Это объясняло появление странного комка в моем горле.
— Мы реконструировали вашу барабанную перепонку, но потеря слуха неизбежна. Кроме того, мы остановили кровотечение в грудной клетке и смогли извлечь пулю, но она причинила вашим внутренним органам много неприятностей. — Доктор повернулся и посветил красной лазерной указкой на рентгеновский снимок грудной клетки и позвоночника, которые, судя по всему, были моими. — Мы подробнее поговорим об этом в следующие дни.
Я был чрезвычайно заторможенным после глубокого медикаментозного сна. Слова доктора эхом отдавались в моей голове, не откладываясь в памяти. Я жестом указал на бумажный блокнот, который он мне передал. Я писал левой рукой, так что каракули было трудно разобрать.
— Какие у меня шансы?
Он со вздохом опустился на круглый стальной табурет на колесиках и подкатился к моей кровати.
— Вы больше никогда не будете петь. Возможно, даже говорить. Скорее всего, вы не сможете играть на инструментах, где требуется участие правой руки. Вы практически оглохли на правое ухо. Кроме того, ваша печень… — Он продолжал говорить, но мне было чрезвычайно трудно вникать в смысл сказанного. Слова перекатывались в моем черепе, как стеклянные шарики.
Я поднял голову и попробовал оглядеться, но комната начала вращаться, поэтому я снова улегся на подушку и закрыл глаза.
— Джимми?
— Кто? — Он наклонился ближе.
Я изобразил, будто играю на гитаре. Он рассмеялся:
— Вы имеете в виду гитару, в которую вцепились, когда вас привезли сюда?
Я кивнул.
— Никогда раньше такого не видел. Пришлось буквально выколупывать футляр из вашей стальной хватки. Возможно, гитара спасла вам жизнь. Если бы не она, сомневаюсь, что мы бы сейчас разговаривали друг с другом. Гитара стоит здесь, в углу. — Он вопросительно прищурился. — Вы знаете парня, который вытащил вас оттуда?
Я покачал головой.
— Сэм какой-то там. Он был здесь несколько раз вместе с девушкой, певицей. Он ее продюсер. Все хотят получить его автограф и ее тоже.
— Что еще за черт! — Мой шепот был сердитым, но бессвязным. Мужчина посмотрел на телевизор.
— Он спас вам жизнь. Об этом теперь говорят во всех новостях.
Я промолчал. Если бы я сказал правду, то это отняло бы у меня слишком много времени и сил.
Из-за шепота в моей глотке появилась слизь, вызвавшая мучительный, судорожный кашель. Доктор подставил мне пластиковую миску, которую я наполовину наполнил алой слизистой массой.

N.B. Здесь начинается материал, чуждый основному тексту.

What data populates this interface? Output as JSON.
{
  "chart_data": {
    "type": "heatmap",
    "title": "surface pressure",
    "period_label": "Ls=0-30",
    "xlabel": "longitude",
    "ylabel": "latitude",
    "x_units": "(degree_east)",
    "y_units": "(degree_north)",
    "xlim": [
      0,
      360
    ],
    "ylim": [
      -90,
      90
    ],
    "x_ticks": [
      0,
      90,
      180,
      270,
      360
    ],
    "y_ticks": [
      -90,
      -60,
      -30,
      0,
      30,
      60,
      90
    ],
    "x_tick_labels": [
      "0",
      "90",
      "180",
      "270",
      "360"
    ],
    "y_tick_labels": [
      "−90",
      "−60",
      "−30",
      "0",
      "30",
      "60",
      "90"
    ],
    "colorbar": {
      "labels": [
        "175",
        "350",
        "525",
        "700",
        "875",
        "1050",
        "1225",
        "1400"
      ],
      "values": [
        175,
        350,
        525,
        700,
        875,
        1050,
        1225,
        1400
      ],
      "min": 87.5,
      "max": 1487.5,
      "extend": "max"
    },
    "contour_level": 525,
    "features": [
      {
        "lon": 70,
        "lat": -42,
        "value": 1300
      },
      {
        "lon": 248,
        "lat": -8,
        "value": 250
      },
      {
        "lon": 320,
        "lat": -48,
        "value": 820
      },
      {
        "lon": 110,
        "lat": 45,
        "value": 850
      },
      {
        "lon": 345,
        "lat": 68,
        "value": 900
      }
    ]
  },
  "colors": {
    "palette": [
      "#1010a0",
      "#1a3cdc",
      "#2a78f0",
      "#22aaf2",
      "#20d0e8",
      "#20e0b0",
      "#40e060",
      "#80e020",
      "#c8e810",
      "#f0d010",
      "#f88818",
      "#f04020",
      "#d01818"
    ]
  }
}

Я огляделся и похлопал по кровати левой рукой, как старик, шарящий в кармане пальто.
— Вы что-то ищете?
Я попытался жестами дополнить свой прерывистый шепот.
— Черная записная книжка. Стянутая резиновой лентой.
Он покачал головой:
— Не видел. Я поспрашиваю, но вряд ли она сохранилась. — Короткая пауза. — Огонь был очень сильным.
— Ядровая сосна.
Он наклонился ближе.
— Что это такое?
— Дерево, пропитанное керосином двести лет назад, — прошептал я.
Он кивнул:
— Тогда все ясно.
Я смотрел на потолок, а в уголках моих глаз собирались слезы. В эти первые туманные моменты я осознал несколько вещей: мои песни пропали, и на гитаре я больше играть не смогу. Но последнее откровение ранило меня больше всего.
Теперь Делии будет лучше без меня; я собирался расстаться с ней без каких-либо объяснений… и это будет больнее всего остального как для нее, так и для меня.
Глава 29
История, которая случилась со мной, действительно попала во все выпуски новостей. Сэм изображал мученика и вел себя как глубоко огорченный человек. Десять швов на его лбу делали картину еще более живописной.